Pada zaman jahiliyah yang paling banyak menjadi korban adalah para wanita dan anak-anak. Pada masa itu wanita dianggap seperti sebuah barang atau alat hiburan yang tidak bernilai sama sekali. Terkadang kaum musyrikin melihat dan menganggap wanita sebagai suatu aib yang harus ditutupi, kadang pula sebagai alat hiburan. Dengan adanya hak dan kebebasan yang dimiliki oleh wanita dalam Khutbah Wada’, tugas tugas para wanita dan laki-laki tertata dengan sangat baik: “Wahai manusia! Saya menasihati agar kalian melindungi hak-hak para wanita dan dalam hal ini takutlah kepada Allah Ta’ala. Kalian telah menerima para wanita sebagai amanat dari Allah Ta’ala; kehormatan dan kesucian mereka akan menjadi halal bagi kalian dengan menyebutkan nama Allah (penj:melalui akad nikah). Sebagaimana kalian memiliki hak atas isteri kalian, mereka juga mempunyai hak atas kalian. Hak kalian atas isteri kalian adalah mereka tidak boleh menerima atau memasukkan orang yang tidak kalian sukai ke dalam rumah. Jika mereka memasukkan orang yang tidak kalian sukai ke dalam rumah maka kalian bisa menghukum mereka. Para wanita juga memiliki hak atas kalian yaitu secara halal, Kalian harus memenuhi segala bentuk kebutuhan sandang dan pangan mereka.”

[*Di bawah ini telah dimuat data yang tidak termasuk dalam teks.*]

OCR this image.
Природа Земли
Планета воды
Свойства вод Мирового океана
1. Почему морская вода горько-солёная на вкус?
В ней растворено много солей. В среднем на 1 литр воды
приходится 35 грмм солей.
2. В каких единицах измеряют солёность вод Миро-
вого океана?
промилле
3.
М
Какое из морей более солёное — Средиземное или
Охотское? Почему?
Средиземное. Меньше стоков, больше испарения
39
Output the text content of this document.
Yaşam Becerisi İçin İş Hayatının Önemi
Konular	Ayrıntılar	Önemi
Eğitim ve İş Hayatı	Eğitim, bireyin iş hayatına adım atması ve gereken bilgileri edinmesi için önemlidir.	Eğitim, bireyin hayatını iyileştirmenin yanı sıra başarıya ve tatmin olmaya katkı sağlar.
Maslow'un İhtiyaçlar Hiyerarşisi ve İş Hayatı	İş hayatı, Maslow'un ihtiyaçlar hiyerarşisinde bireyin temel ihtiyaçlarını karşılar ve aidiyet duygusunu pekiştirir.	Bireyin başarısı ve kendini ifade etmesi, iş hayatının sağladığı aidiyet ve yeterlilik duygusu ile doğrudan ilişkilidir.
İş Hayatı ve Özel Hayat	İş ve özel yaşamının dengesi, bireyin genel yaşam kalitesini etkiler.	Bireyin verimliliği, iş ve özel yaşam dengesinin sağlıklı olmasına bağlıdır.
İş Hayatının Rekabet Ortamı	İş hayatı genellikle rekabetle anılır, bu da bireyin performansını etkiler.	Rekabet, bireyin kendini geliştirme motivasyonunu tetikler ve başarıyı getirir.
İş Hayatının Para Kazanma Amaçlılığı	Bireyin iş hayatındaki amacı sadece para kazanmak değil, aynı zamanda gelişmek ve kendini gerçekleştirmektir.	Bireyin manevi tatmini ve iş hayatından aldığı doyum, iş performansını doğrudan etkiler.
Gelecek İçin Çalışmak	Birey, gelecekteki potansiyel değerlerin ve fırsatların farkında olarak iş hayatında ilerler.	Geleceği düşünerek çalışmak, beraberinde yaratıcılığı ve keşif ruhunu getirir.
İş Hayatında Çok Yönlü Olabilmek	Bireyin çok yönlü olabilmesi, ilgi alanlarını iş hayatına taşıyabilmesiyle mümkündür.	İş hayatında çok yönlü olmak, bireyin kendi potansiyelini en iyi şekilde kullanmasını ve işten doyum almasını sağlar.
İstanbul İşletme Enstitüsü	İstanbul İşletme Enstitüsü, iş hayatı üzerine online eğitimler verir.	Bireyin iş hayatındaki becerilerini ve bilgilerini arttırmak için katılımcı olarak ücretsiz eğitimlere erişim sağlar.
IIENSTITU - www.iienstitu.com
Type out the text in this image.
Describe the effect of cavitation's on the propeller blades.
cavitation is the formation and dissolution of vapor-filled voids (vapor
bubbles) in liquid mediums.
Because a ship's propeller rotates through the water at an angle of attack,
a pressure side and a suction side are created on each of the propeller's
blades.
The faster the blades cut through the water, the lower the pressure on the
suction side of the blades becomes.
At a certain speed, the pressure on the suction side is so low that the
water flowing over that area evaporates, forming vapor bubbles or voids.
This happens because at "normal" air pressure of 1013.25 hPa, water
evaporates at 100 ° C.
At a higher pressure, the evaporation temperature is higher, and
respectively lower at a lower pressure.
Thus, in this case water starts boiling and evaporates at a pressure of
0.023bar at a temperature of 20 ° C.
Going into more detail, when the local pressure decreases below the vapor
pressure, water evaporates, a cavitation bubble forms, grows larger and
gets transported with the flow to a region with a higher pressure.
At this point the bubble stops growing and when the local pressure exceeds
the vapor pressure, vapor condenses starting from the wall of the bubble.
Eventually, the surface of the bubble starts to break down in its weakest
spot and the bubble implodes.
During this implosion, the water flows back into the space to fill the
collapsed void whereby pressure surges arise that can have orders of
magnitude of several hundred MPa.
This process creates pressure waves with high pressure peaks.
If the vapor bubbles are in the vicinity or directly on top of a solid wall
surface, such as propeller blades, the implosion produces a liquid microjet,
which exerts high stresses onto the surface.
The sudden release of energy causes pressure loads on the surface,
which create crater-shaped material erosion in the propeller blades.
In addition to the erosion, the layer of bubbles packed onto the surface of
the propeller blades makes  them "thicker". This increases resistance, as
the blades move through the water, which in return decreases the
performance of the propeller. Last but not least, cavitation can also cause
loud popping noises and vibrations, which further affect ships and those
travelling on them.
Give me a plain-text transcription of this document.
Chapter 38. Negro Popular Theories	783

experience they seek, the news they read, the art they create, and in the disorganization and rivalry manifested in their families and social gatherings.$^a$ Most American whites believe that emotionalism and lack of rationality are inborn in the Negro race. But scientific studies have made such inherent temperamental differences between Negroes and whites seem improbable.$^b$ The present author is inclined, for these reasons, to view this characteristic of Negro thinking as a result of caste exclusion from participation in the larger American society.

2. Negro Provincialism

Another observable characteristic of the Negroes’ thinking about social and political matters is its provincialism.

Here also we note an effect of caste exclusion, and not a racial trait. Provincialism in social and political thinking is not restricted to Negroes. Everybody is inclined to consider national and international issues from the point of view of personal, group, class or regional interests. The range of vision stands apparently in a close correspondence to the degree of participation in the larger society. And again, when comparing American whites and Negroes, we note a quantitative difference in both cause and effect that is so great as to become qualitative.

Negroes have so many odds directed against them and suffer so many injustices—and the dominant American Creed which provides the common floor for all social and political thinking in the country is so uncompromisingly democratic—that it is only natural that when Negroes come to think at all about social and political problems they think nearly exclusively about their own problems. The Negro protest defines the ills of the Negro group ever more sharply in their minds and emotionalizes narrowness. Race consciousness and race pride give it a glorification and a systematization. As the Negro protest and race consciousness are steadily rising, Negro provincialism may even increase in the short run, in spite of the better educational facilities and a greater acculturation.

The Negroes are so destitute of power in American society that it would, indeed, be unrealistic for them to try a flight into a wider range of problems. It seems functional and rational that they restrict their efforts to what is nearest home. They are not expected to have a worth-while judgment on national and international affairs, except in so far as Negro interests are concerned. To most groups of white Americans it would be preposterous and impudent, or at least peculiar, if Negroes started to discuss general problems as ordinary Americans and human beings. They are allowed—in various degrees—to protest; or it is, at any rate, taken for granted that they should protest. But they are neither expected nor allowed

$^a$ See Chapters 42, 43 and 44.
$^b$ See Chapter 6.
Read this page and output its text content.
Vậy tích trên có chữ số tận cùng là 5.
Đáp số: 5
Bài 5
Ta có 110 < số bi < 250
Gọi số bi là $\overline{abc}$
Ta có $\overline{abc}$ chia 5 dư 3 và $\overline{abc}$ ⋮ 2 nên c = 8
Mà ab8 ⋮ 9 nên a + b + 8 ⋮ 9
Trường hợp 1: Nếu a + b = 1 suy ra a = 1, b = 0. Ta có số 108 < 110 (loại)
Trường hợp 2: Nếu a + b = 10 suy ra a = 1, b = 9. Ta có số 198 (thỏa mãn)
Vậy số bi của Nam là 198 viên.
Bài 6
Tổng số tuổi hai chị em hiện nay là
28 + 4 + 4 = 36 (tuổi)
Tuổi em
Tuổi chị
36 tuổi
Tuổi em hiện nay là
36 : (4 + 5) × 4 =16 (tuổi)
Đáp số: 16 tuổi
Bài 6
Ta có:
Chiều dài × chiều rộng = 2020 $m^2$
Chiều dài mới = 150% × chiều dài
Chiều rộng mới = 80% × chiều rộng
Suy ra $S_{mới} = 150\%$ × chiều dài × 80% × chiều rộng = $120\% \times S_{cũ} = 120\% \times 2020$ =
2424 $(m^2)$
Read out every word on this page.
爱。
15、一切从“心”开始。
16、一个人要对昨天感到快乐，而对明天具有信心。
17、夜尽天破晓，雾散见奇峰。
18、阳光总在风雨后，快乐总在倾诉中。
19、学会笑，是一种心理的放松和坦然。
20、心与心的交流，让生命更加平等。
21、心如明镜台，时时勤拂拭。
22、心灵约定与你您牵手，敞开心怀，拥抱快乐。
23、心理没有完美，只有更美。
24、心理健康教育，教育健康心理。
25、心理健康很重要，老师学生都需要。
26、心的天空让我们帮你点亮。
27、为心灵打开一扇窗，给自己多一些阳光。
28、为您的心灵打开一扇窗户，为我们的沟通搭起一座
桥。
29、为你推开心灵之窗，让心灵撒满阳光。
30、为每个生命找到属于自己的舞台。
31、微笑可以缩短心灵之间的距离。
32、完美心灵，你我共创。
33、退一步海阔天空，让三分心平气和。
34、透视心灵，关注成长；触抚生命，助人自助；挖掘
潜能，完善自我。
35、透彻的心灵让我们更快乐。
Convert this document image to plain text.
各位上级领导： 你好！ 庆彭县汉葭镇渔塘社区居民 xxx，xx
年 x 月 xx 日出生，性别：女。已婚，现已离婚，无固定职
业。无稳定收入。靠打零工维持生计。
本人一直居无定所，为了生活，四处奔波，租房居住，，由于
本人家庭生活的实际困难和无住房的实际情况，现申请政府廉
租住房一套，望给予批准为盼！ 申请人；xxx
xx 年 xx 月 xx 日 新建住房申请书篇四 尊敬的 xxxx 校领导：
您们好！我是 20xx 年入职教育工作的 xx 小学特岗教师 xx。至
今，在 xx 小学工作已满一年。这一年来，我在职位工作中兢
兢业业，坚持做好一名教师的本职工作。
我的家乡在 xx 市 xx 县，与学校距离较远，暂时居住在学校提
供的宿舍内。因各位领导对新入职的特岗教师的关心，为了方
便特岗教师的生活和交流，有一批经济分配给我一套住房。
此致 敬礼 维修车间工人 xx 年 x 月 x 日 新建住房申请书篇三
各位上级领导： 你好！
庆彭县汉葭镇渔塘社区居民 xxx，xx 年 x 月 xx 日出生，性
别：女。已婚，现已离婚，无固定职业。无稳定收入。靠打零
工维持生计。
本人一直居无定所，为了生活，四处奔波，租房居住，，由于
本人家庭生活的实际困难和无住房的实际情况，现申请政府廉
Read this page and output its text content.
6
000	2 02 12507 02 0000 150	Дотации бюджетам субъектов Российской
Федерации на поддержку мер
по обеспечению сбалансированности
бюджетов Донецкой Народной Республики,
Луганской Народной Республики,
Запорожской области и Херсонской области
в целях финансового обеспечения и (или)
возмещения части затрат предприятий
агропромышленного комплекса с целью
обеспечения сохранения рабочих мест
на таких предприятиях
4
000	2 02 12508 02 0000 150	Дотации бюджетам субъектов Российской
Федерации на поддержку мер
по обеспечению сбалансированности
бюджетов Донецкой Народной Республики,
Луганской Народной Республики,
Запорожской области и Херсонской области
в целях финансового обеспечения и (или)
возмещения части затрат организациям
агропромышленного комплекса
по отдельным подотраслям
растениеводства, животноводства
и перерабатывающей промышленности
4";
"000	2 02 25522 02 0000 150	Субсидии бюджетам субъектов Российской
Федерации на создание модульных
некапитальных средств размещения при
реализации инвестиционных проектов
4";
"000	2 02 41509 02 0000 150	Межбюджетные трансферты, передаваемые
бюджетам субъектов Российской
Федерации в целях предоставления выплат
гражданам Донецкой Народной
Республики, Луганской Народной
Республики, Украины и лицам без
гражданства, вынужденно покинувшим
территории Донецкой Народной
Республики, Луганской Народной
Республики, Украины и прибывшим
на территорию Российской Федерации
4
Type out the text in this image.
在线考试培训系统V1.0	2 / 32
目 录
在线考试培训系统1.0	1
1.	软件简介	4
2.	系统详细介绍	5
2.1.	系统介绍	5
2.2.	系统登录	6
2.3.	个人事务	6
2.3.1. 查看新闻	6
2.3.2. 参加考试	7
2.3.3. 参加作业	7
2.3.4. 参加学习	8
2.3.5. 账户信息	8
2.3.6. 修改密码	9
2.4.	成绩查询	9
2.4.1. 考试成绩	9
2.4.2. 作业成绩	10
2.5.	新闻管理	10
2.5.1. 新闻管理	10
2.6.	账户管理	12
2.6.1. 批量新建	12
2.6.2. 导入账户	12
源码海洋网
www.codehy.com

Khutbatul Wada’, sebagai sebuah dokumen tentang hak asasi manusia, mengatur hak-hak asasi manusia yang mencakup seluruh umat manusia. Menurut Islam semua manusia itu sama tanpa ada perbedaan bahasa, suku, warna kulit, dan jenis. Merasa lebih unggul (lebih utama) berdasarkan atas bahasa, suku, warna kulit dan jenis adalah sepenuhnya bertentangan dengan Islam;
“Wahai manusia! Tuhan kalian adalah satu dan ayah kalian adalah satu. Kalian adalah anak cucu Adam, sedangkan Adam tercipta dari tanah. Orang Arab tidak memiliki keunggulan atas non-Arab, seperti juga non-Arab yang tidak memiliki keunggulan atas orang Arab; Tidak ada keunggulan orang berkulit merah atas orang berkulit hitam ataupun sebaliknya. Keunggulan hanya ada pada takwa, yaitu rasa takut kepada Allah Ta’ala. Orang yang paling mulia derajatnya di sisi Allah adalah orang yang paling takut kepada-Nya.”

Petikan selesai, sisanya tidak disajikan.